Currently the program is single-threaded. Due to the sequential nature of events, the scope for multi-threading is limited. Also, multi-threading is complex and can create difficult to pin down bugs, so there needs to be sufficient upside to go down that route.
Having said that, if I find an area that has performance issues and has potential for multi-threading, I will look into it at that point.
One thing that can cut down on the robustness issues is to do "SIMD" (Single-Instruction, Multiple Data) parallelism rather than "MIMD" (Multiple-Instruction, Multiple Data) parallelism when using threads.
MIMD is what most people think of/use when they're doing multi-threading: every thread is running its own little chunk of program, with different stack pointers and (potentially) different branching in the code. As you say, this is hard to keep robust, since the individual threads don't have Turing behavior, so you have to be careful about globals causing deadlock etc.
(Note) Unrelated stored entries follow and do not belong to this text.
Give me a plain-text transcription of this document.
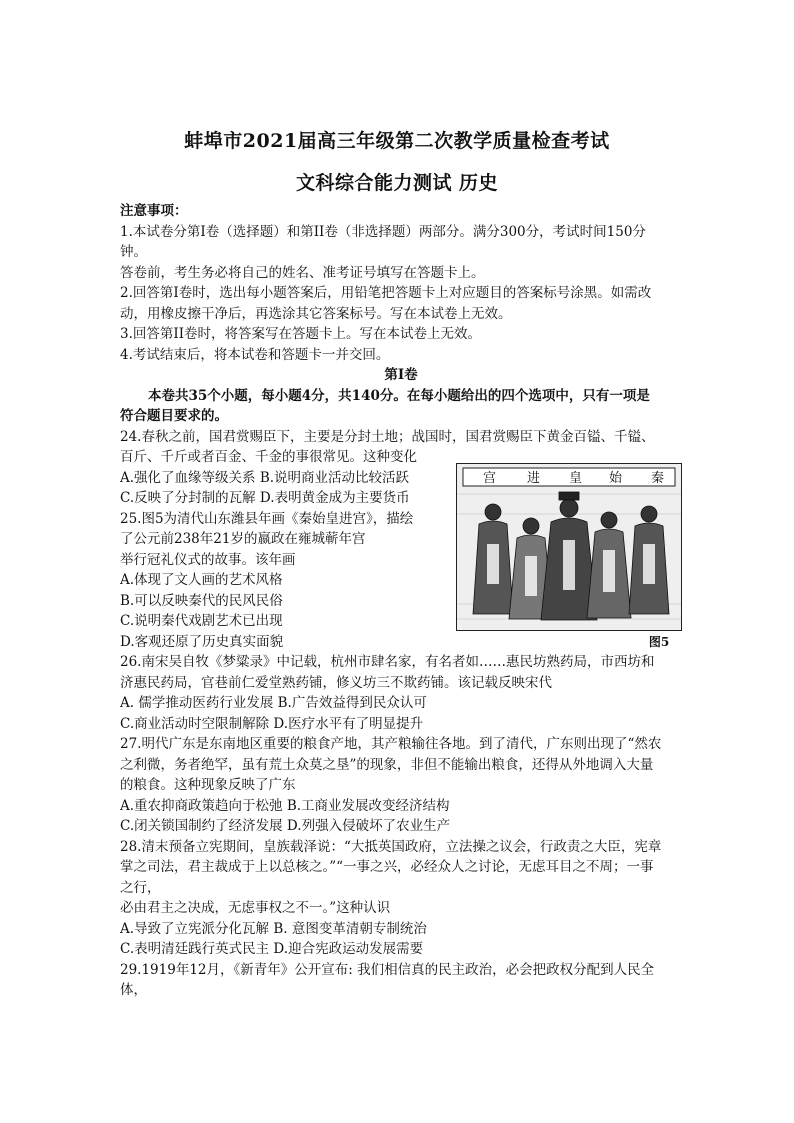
蚌埠市2021届高三年级第二次教学质量检查考试
文科综合能力测试 历史
注意事项：
1.本试卷分第I卷（选择题）和第II卷（非选择题）两部分。满分300分，考试时间150分
钟。
答卷前，考生务必将自己的姓名、准考证号填写在答题卡上。
2.回答第I卷时，选出每小题答案后，用铅笔把答题卡上对应题目的答案标号涂黑。如需改
动，用橡皮擦干净后，再选涂其它答案标号。写在本试卷上无效。
3.回答第II卷时，将答案写在答题卡上。写在本试卷上无效。
4.考试结束后，将本试卷和答题卡一并交回。
第I卷
本卷共35个小题，每小题4分，共140分。在每小题给出的四个选项中，只有一项是
符合题目要求的。
24.春秋之前，国君赏赐臣下，主要是分封土地；战国时，国君赏赐臣下黄金百镒、千镒、
百斤、千斤或者百金、千金的事很常见。这种变化
A.强化了血缘等级关系 B.说明商业活动比较活跃
C.反映了分封制的瓦解 D.表明黄金成为主要货币
25.图5为清代山东潍县年画《秦始皇进宫》，描绘
了公元前238年21岁的嬴政在雍城蕲年宫
举行冠礼仪式的故事。该年画
A.体现了文人画的艺术风格
B.可以反映秦代的民风民俗
C.说明秦代戏剧艺术已出现
D.客观还原了历史真实面貌
26.南宋吴自牧《梦粱录》中记载，杭州市肆名家，有名者如……惠民坊熟药局，市西坊和
济惠民药局，官巷前仁爱堂熟药铺，修义坊三不欺药铺。该记载反映宋代
A. 儒学推动医药行业发展 B.广告效益得到民众认可
C.商业活动时空限制解除 D.医疗水平有了明显提升
27.明代广东是东南地区重要的粮食产地，其产粮输往各地。到了清代，广东则出现了“然农
之利微，务者绝罕，虽有荒土众莫之垦”的现象，非但不能输出粮食，还得从外地调入大量
的粮食。这种现象反映了广东
A.重农抑商政策趋向于松弛 B.工商业发展改变经济结构
C.闭关锁国制约了经济发展 D.列强入侵破坏了农业生产
28.清末预备立宪期间，皇族载泽说：“大抵英国政府，立法操之议会，行政责之大臣，宪章
掌之司法，君主裁成于上以总核之。”“一事之兴，必经众人之讨论，无虑耳目之不周；一事
之行，
必由君主之决成，无虑事权之不一。”这种认识
A.导致了立宪派分化瓦解 B. 意图变革清朝专制统治
C.表明清廷践行英式民主 D.迎合宪政运动发展需要
29.1919年12月，《新青年》公开宣布: 我们相信真的民主政治，必会把政权分配到人民全
体，
宫 进 皇 始 秦
图5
An example of SIMD is GPU programming, where you only do "data parallel" operations. The parallelism comes from running a small (in lines of code) loop that does the same operation on arrays of objects (rather than individual objects). For example foreach(ii){c[ii] = a[ii]*b[ii];}. The idea is that the CPU is running the same instruction on all the data in parallel, so you can't put any branches in the loop that depend on the data. These terms originally came from supercomputing; Connection Machine 2 was an example of a SIMD machine, while intel clusters can be configured to do MIMD (in a multi-processing context). The old "vector" machines like Crays also fall into the SIMD category in terms of structuring the program, although under the covers a vector machine is performing the operations in the loop in a slightly different way than a SIMD machine would - the CPU is able to start the next floating point operation in a vector loop before it's finished the one it's working on. ("vector" was synonymous with "array", and a vector operation was an operation performed in parallel on arrays of data).
The thing you have to be careful with in vector/SIMD programming is that the different iterations of the loop are truly independent - the 9th iteration can't depend on the results of the 5th iteration. For things like sensor detection this shouldn't be a problem; for movement you would need to be careful to separate out TGs that are following other TGs (and have better initiative) and do those in a second, follow-up loop. Otherwise the thread updating the following TG might execute before the TG it's following has moved and it might aim at the old location. This is MUCH simpler to conceptually manage, however, than the usual stuff with multi-threading involving global variables etc.
The reason I'm going here is that C# has a lovely little "threadpool" mechanism and "System.Threading.Tasks.Parallel" class that makes it dead simple to code up data parallel loops
https://docs.microsoft.com/en-us/dotnet/standard/parallel-programming/data-parallelism-task-parallel-library. The example they use in the link is overly ambitious in terms of MIMD vs. SIMD (since they're calling functions inside the body of the loop), but use can use the same stuff to code up small loops like I listed above and the use of the threadpool makes the overhead for launching the threads small. I realized a few years back that vector code (written for e.g. a Cray) could be directly transcribed to multi-threaded code simply by switching all the parallel loops over to using Parallel. Disclaimer: I don't think I've ever actually used the Parallel stuff in C#, but I've got colleagues who have.
The downside of the above is that the structure of the code tends to be very different - your core data objects when writing the logic of a function are vectors/arrays rather than elements of the vectors that are used in "scalar" code. In other words, scalar code tends to have a big outer loop over an index, then have very complicated logic with branching etc. inside that loop that is only working on that one slice of the data corresponding to the loop index. In vector code this is turned inside out (again think GPU programming) - the complicated logic is on the outside and the individual operations in that logic are performed on entire arrays at a time. So for example a double temporary variable in scalar code is a single double; in vector code it's an array of doubles. So this can lead to big rearrangement of code for e.g. scientific programs that need to be data parallel everywhere.
The good news is that Aurora probably has fairly isolated loops that can be rearranged in isolation, so if you find hotspots in e.g. sensors or movement, it should be fairly easy to parallelize them.
Apologizes if the stuff above is stuff you already knew about. Also, I'm not advocating you jumping in and parallelizing, just making a Public Service Announcement that it's available
Happy to discuss more if you're interested.
John